Here, Respondent’s motion and affidavit alleged only that their registered agent failed to
inform them of the lawsuit after service of the petition. Respondent provided no further
explanation in the affidavit or at the hearing regarding how or why the registered agent neglected
4 to inform Respondent of the lawsuit. On appeal, Respondent further admits that service was
proper in this case, but again merely states that the registered agent failed to inform Respondent
of the lawsuit.
The Western District recently addressed a similar factual scenario in Wetzel v. Root
Insurance Company, 702 S.W.3d 469 (Mo. App. W.D. 2024). In Wetzel, the defendant argued
that the circuit court erred in denying its motion to set aside the default judgment because it had
proven good cause in that it submitted an affidavit by its general counsel stating that its
registered agent had failed to notify it about the lawsuit until after the default judgment was
entered. Id. at 475-76. The Western District examined a number of cases in which a party has
proven good cause involving a breakdown in communications between an agent or employee
following service that prevented proper defense of the suit; however, that court ultimately
determined that the defendant had failed to meet the burden satisfied in the other cases proving
that the conduct was negligent rather than reckless. Id. at 476-77 (citing Brungard, 240 S.W.3d
at 685-86 (finding good cause where defendant believed he had properly forwarded the suit
papers to his insurance company)); see also Heintz Elec.Co. v. Tri Lakes Interiors, Inc., 185
S.W.3d 787, 790, 793-94 (Mo. App. S.D. 2006) (finding good cause where affidavit established
that defendant’s employee inadvertently threw away the suit papers under the mistaken belief
that the papers were from another case); Myers v. Pitney Bowes, Inc., 914 S.W.2d 835, 838-39
(Mo. App. S.D. 1996) (finding good cause where defendant’s affidavit established that the
summons was lost due to the confusion of an office reorganization and only located after the
default judgment had already been entered); Gibson by Woodall v. Elley, 778 S.W.2d 851, 853-
55 (Mo. App. W.D. 1989) (finding good cause where affidavits established a “series of mishaps”

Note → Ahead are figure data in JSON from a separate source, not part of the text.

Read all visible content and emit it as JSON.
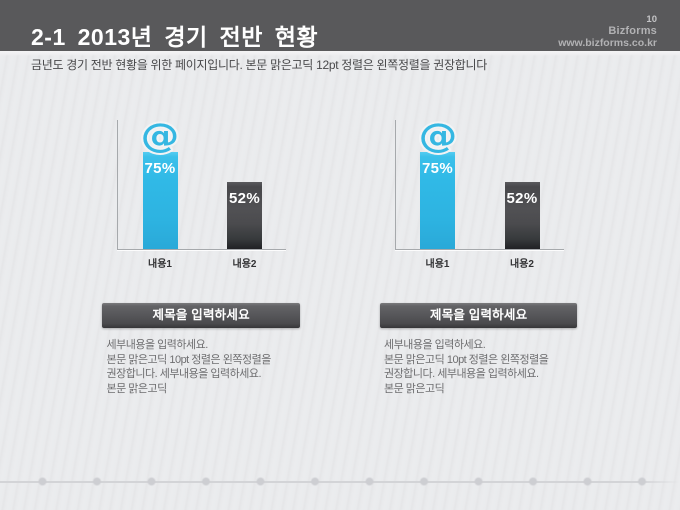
{
  "header": {
    "title": "2-1 2013년 경기 전반 현황",
    "page_number": "10",
    "brand": "Bizforms",
    "website": "www.bizforms.co.kr"
  },
  "subtitle": "금년도 경기 전반 현황을 위한 페이지입니다. 본문 맑은고딕 12pt 정렬은 왼쪽정렬을 권장합니다",
  "colors": {
    "header_background": "#59595b",
    "accent_blue": "#2fb8e5",
    "bar_dark": "#3a3a3d",
    "background": "#e9eaec",
    "title_bar": "#4a4a4d"
  },
  "chart_data": [
    {
      "type": "bar",
      "categories": [
        "내용1",
        "내용2"
      ],
      "values": [
        75,
        52
      ],
      "data_labels": [
        "75%",
        "52%"
      ],
      "series_colors": [
        "#2fb8e5",
        "#3a3a3d"
      ],
      "ylim": [
        0,
        100
      ],
      "icon": {
        "name": "at-sign",
        "series_index": 0
      }
    },
    {
      "type": "bar",
      "categories": [
        "내용1",
        "내용2"
      ],
      "values": [
        75,
        52
      ],
      "data_labels": [
        "75%",
        "52%"
      ],
      "series_colors": [
        "#2fb8e5",
        "#3a3a3d"
      ],
      "ylim": [
        0,
        100
      ],
      "icon": {
        "name": "at-sign",
        "series_index": 0
      }
    }
  ],
  "panels": [
    {
      "title": "제목을 입력하세요",
      "body_lines": [
        "세부내용을 입력하세요.",
        "본문 맑은고딕 10pt 정렬은 왼쪽정렬을",
        "권장합니다. 세부내용을 입력하세요.",
        "본문 맑은고딕"
      ]
    },
    {
      "title": "제목을 입력하세요",
      "body_lines": [
        "세부내용을 입력하세요.",
        "본문 맑은고딕 10pt 정렬은 왼쪽정렬을",
        "권장합니다. 세부내용을 입력하세요.",
        "본문 맑은고딕"
      ]
    }
  ]
}
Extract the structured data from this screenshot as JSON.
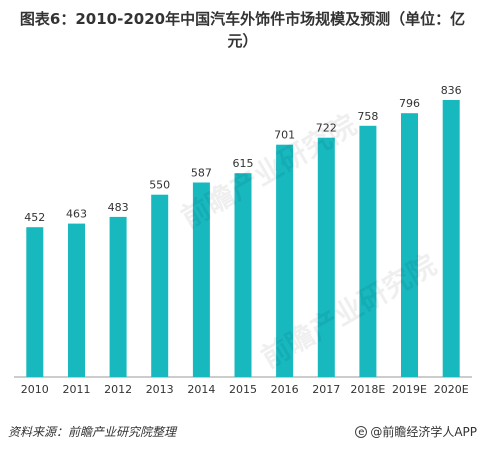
{
  "chart_data": {
    "type": "bar",
    "title": "图表6：2010-2020年中国汽车外饰件市场规模及预测（单位：亿元）",
    "categories": [
      "2010",
      "2011",
      "2012",
      "2013",
      "2014",
      "2015",
      "2016",
      "2017",
      "2018E",
      "2019E",
      "2020E"
    ],
    "values": [
      452,
      463,
      483,
      550,
      587,
      615,
      701,
      722,
      758,
      796,
      836
    ],
    "bar_color": "#17b9bf",
    "ylim": [
      0,
      860
    ],
    "grid": false,
    "legend": "none"
  },
  "footer": {
    "source": "资料来源：前瞻产业研究院整理",
    "brand": "@前瞻经济学人APP"
  },
  "watermark": {
    "text": "前瞻产业研究院"
  },
  "colors": {
    "bar": "#17b9bf",
    "axis": "#999999",
    "text": "#333333"
  }
}
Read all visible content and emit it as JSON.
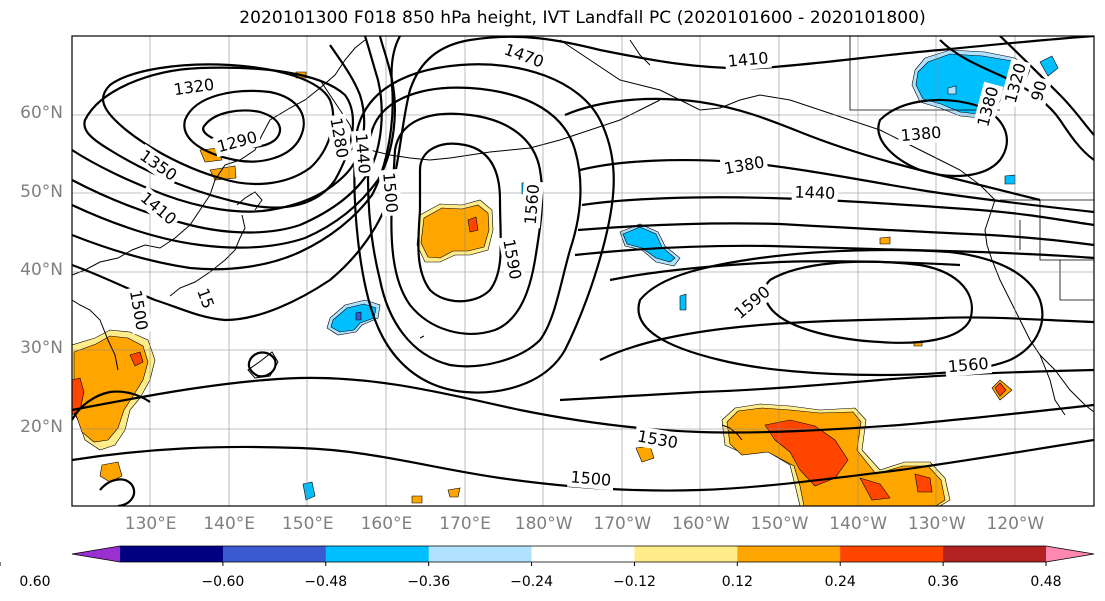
{
  "title": "2020101300 F018 850 hPa height, IVT Landfall PC (2020101600 - 2020101800)",
  "lat_labels": [
    {
      "text": "60°N",
      "lat": 60
    },
    {
      "text": "50°N",
      "lat": 50
    },
    {
      "text": "40°N",
      "lat": 40
    },
    {
      "text": "30°N",
      "lat": 30
    },
    {
      "text": "20°N",
      "lat": 20
    }
  ],
  "lon_labels": [
    {
      "text": "130°E",
      "lon": 130
    },
    {
      "text": "140°E",
      "lon": 140
    },
    {
      "text": "150°E",
      "lon": 150
    },
    {
      "text": "160°E",
      "lon": 160
    },
    {
      "text": "170°E",
      "lon": 170
    },
    {
      "text": "180°W",
      "lon": 180
    },
    {
      "text": "170°W",
      "lon": 190
    },
    {
      "text": "160°W",
      "lon": 200
    },
    {
      "text": "150°W",
      "lon": 210
    },
    {
      "text": "140°W",
      "lon": 220
    },
    {
      "text": "130°W",
      "lon": 230
    },
    {
      "text": "120°W",
      "lon": 240
    }
  ],
  "contour_labels": [
    {
      "text": "1320",
      "lon": 135.5,
      "lat": 63.5,
      "rot": -8
    },
    {
      "text": "1290",
      "lon": 141,
      "lat": 56.5,
      "rot": -15
    },
    {
      "text": "1350",
      "lon": 131,
      "lat": 53.5,
      "rot": 35
    },
    {
      "text": "1410",
      "lon": 131,
      "lat": 48,
      "rot": 40
    },
    {
      "text": "1500",
      "lon": 128.5,
      "lat": 35,
      "rot": 80
    },
    {
      "text": "15",
      "lon": 137,
      "lat": 36.5,
      "rot": 70
    },
    {
      "text": "1280",
      "lon": 154,
      "lat": 57,
      "rot": 80
    },
    {
      "text": "1440",
      "lon": 157,
      "lat": 55,
      "rot": 85
    },
    {
      "text": "1500",
      "lon": 160.5,
      "lat": 50,
      "rot": 85
    },
    {
      "text": "1470",
      "lon": 177.5,
      "lat": 67.5,
      "rot": 20
    },
    {
      "text": "1560",
      "lon": 178.5,
      "lat": 48.5,
      "rot": -85
    },
    {
      "text": "1590",
      "lon": 176,
      "lat": 41.5,
      "rot": 80
    },
    {
      "text": "1410",
      "lon": 206,
      "lat": 67,
      "rot": -5
    },
    {
      "text": "1380",
      "lon": 205.5,
      "lat": 53.5,
      "rot": -10
    },
    {
      "text": "1440",
      "lon": 214.5,
      "lat": 50,
      "rot": 2
    },
    {
      "text": "1380",
      "lon": 228,
      "lat": 57.5,
      "rot": -5
    },
    {
      "text": "1590",
      "lon": 206.5,
      "lat": 36,
      "rot": -40
    },
    {
      "text": "1560",
      "lon": 234,
      "lat": 28,
      "rot": -5
    },
    {
      "text": "1530",
      "lon": 194.5,
      "lat": 18.5,
      "rot": 10
    },
    {
      "text": "1500",
      "lon": 186,
      "lat": 13.5,
      "rot": 5
    },
    {
      "text": "1380",
      "lon": 236.5,
      "lat": 61,
      "rot": -75
    },
    {
      "text": "1320",
      "lon": 240,
      "lat": 64,
      "rot": -75
    },
    {
      "text": "90",
      "lon": 243,
      "lat": 63,
      "rot": -75
    }
  ],
  "colorbar": {
    "colors": [
      "#9b30d0",
      "#000080",
      "#3a5bcf",
      "#00bfff",
      "#b0e2ff",
      "#ffffff",
      "#ffec8b",
      "#ffa500",
      "#ff4500",
      "#b22222",
      "#ff88b0"
    ],
    "tick_labels": [
      "−0.60",
      "−0.48",
      "−0.36",
      "−0.24",
      "−0.12",
      "0.12",
      "0.24",
      "0.36",
      "0.48",
      "0.60"
    ]
  }
}
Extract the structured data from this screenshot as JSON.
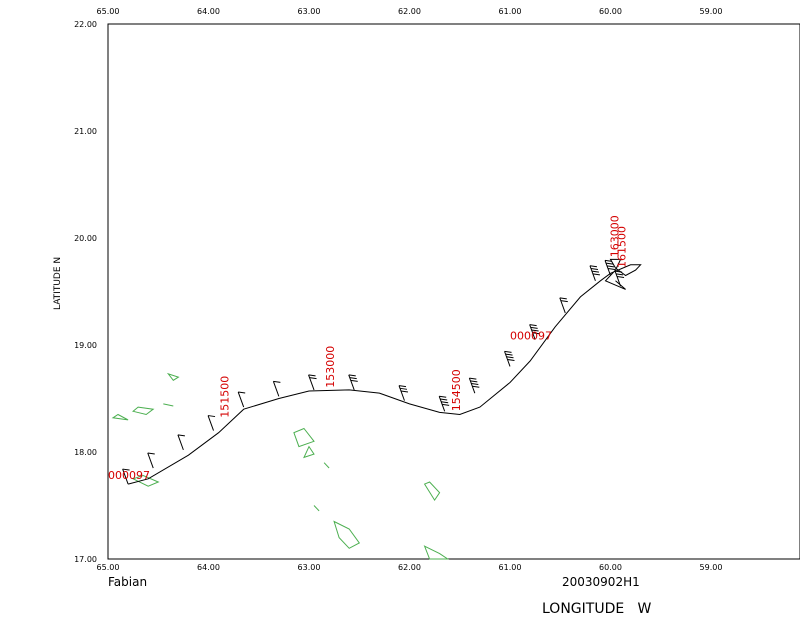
{
  "chart_data": {
    "type": "map",
    "xlabel": "LONGITUDE   W",
    "ylabel": "LATITUDE  N",
    "xlim": [
      65.0,
      58.0
    ],
    "ylim": [
      17.0,
      22.0
    ],
    "x_ticks": [
      "65.00",
      "64.00",
      "63.00",
      "62.00",
      "61.00",
      "60.00",
      "59.00"
    ],
    "y_ticks": [
      "17.00",
      "18.00",
      "19.00",
      "20.00",
      "21.00",
      "22.00"
    ],
    "storm_name": "Fabian",
    "flight_id": "20030902H1",
    "track": [
      [
        64.8,
        17.7
      ],
      [
        64.6,
        17.75
      ],
      [
        64.2,
        17.97
      ],
      [
        63.9,
        18.18
      ],
      [
        63.65,
        18.4
      ],
      [
        63.3,
        18.5
      ],
      [
        63.0,
        18.57
      ],
      [
        62.6,
        18.58
      ],
      [
        62.3,
        18.55
      ],
      [
        62.0,
        18.45
      ],
      [
        61.7,
        18.37
      ],
      [
        61.5,
        18.35
      ],
      [
        61.3,
        18.42
      ],
      [
        61.0,
        18.65
      ],
      [
        60.8,
        18.85
      ],
      [
        60.55,
        19.17
      ],
      [
        60.3,
        19.45
      ],
      [
        60.1,
        19.6
      ],
      [
        60.0,
        19.67
      ],
      [
        59.8,
        19.75
      ],
      [
        59.7,
        19.75
      ],
      [
        59.75,
        19.7
      ],
      [
        59.85,
        19.65
      ],
      [
        59.95,
        19.72
      ],
      [
        60.0,
        19.8
      ],
      [
        59.9,
        19.8
      ],
      [
        59.95,
        19.7
      ],
      [
        60.05,
        19.6
      ],
      [
        59.85,
        19.52
      ],
      [
        59.95,
        19.6
      ]
    ],
    "time_labels": [
      {
        "text": "000097",
        "lon": 65.0,
        "lat": 17.75,
        "rotation": 0
      },
      {
        "text": "151500",
        "lon": 63.8,
        "lat": 18.32,
        "rotation": -90
      },
      {
        "text": "153000",
        "lon": 62.75,
        "lat": 18.6,
        "rotation": -90
      },
      {
        "text": "154500",
        "lon": 61.5,
        "lat": 18.38,
        "rotation": -90
      },
      {
        "text": "000097",
        "lon": 61.0,
        "lat": 19.05,
        "rotation": 0
      },
      {
        "text": "161500",
        "lon": 59.85,
        "lat": 19.72,
        "rotation": -90
      },
      {
        "text": "163000",
        "lon": 59.92,
        "lat": 19.82,
        "rotation": -90
      }
    ],
    "wind_barbs": [
      {
        "lon": 64.8,
        "lat": 17.7,
        "barbs": 1
      },
      {
        "lon": 64.55,
        "lat": 17.85,
        "barbs": 1
      },
      {
        "lon": 64.25,
        "lat": 18.02,
        "barbs": 1
      },
      {
        "lon": 63.95,
        "lat": 18.2,
        "barbs": 1
      },
      {
        "lon": 63.65,
        "lat": 18.42,
        "barbs": 1
      },
      {
        "lon": 63.3,
        "lat": 18.52,
        "barbs": 1
      },
      {
        "lon": 62.95,
        "lat": 18.58,
        "barbs": 2
      },
      {
        "lon": 62.55,
        "lat": 18.58,
        "barbs": 3
      },
      {
        "lon": 62.05,
        "lat": 18.48,
        "barbs": 3
      },
      {
        "lon": 61.65,
        "lat": 18.38,
        "barbs": 4
      },
      {
        "lon": 61.35,
        "lat": 18.55,
        "barbs": 4
      },
      {
        "lon": 61.0,
        "lat": 18.8,
        "barbs": 4
      },
      {
        "lon": 60.75,
        "lat": 19.05,
        "barbs": 4
      },
      {
        "lon": 60.45,
        "lat": 19.3,
        "barbs": 2
      },
      {
        "lon": 60.15,
        "lat": 19.6,
        "barbs": 4
      },
      {
        "lon": 60.0,
        "lat": 19.65,
        "barbs": 4
      },
      {
        "lon": 59.9,
        "lat": 19.55,
        "barbs": 3
      }
    ],
    "islands": [
      [
        [
          64.9,
          18.35
        ],
        [
          64.8,
          18.3
        ],
        [
          64.95,
          18.32
        ]
      ],
      [
        [
          64.7,
          18.42
        ],
        [
          64.55,
          18.4
        ],
        [
          64.62,
          18.35
        ],
        [
          64.75,
          18.38
        ]
      ],
      [
        [
          64.45,
          18.45
        ],
        [
          64.35,
          18.43
        ]
      ],
      [
        [
          64.4,
          18.73
        ],
        [
          64.3,
          18.7
        ],
        [
          64.35,
          18.67
        ]
      ],
      [
        [
          64.75,
          17.75
        ],
        [
          64.6,
          17.68
        ],
        [
          64.5,
          17.72
        ],
        [
          64.65,
          17.78
        ]
      ],
      [
        [
          63.05,
          18.22
        ],
        [
          62.95,
          18.1
        ],
        [
          63.1,
          18.05
        ],
        [
          63.15,
          18.18
        ]
      ],
      [
        [
          63.0,
          18.05
        ],
        [
          62.95,
          17.98
        ],
        [
          63.05,
          17.95
        ]
      ],
      [
        [
          62.85,
          17.9
        ],
        [
          62.8,
          17.85
        ]
      ],
      [
        [
          62.75,
          17.35
        ],
        [
          62.6,
          17.28
        ],
        [
          62.5,
          17.15
        ],
        [
          62.6,
          17.1
        ],
        [
          62.7,
          17.2
        ]
      ],
      [
        [
          62.95,
          17.5
        ],
        [
          62.9,
          17.45
        ]
      ],
      [
        [
          61.85,
          17.7
        ],
        [
          61.75,
          17.55
        ],
        [
          61.7,
          17.62
        ],
        [
          61.8,
          17.72
        ]
      ],
      [
        [
          61.85,
          17.12
        ],
        [
          61.7,
          17.05
        ],
        [
          61.62,
          17.0
        ],
        [
          61.8,
          17.0
        ]
      ]
    ]
  }
}
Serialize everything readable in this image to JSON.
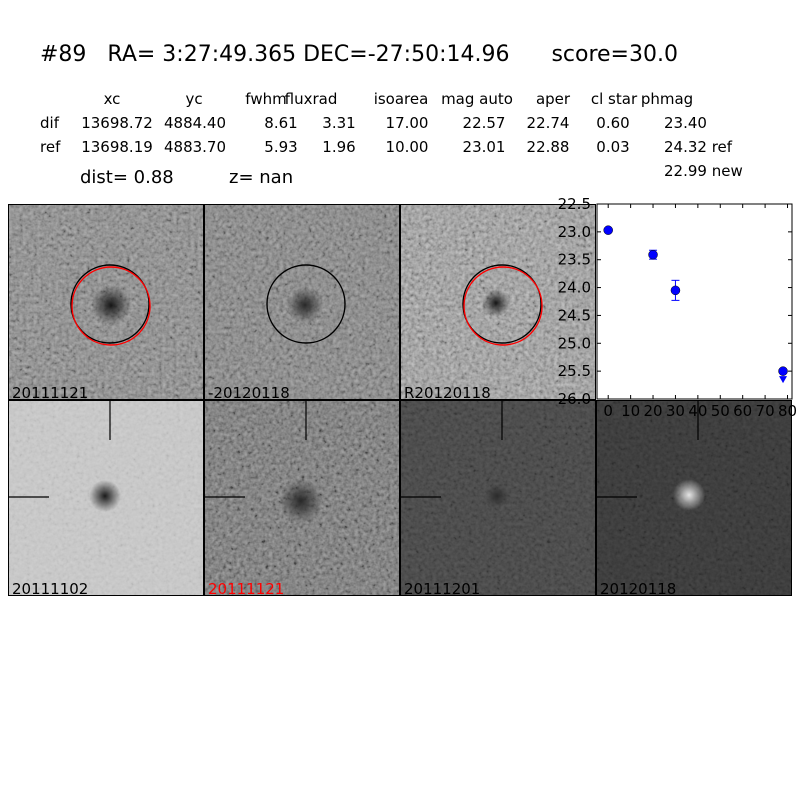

where the documents were sent to the legal department at a time when all attorneys were
5 attending an out-of-town meeting and the office was staffed by temporary employees who
incorrectly filed the documents). Specifically, the Wetzel court determined that, because service
was proper and not contested, and “notice to an agent is notice to the principal,” the defendant
failed to present any evidence establishing that the absence of communication between the agent
and counsel following service was a good faith mistake. Id. at 477 (citing Chick v. Moving Proz,
LLC., 699 S.W.3d 449, 454 (Mo. App. W.D. 2024)) (“[defendant] offered no evidence from [its
agent] about its role in the process, about what it did or did not do with the Wetzel summons and
petition, or why it did not forward the summons to [defendant].”).
Likewise, the record here is also devoid of any evidence that the registered agent’s failure
to inform Respondent of the properly served petition was a good faith mistake rather than
recklessness. Because a defendant has the burden to plead and prove the facts necessary to set
aside the default judgment, we find that the circuit court abused its discretion in finding that
good cause existed to set aside the default judgment. T Westfall Plaza WCR MO, LLC v. SJB
Rest. Grp., LLC, 689 S.W.3d 216, 222 (Mo. App. E.D. 2024). Point I is granted. Accordingly,
we need not decide Appellant’s other points.
Conclusion
We reverse the judgment of the circuit court setting aside the default judgment and
remand for the court to enter judgment consistent with this opinion.
Renée D. Hardin-Tammons, J.
Philip M. Hess, P.J., and Gary M. Gaertner, Jr., J., concur.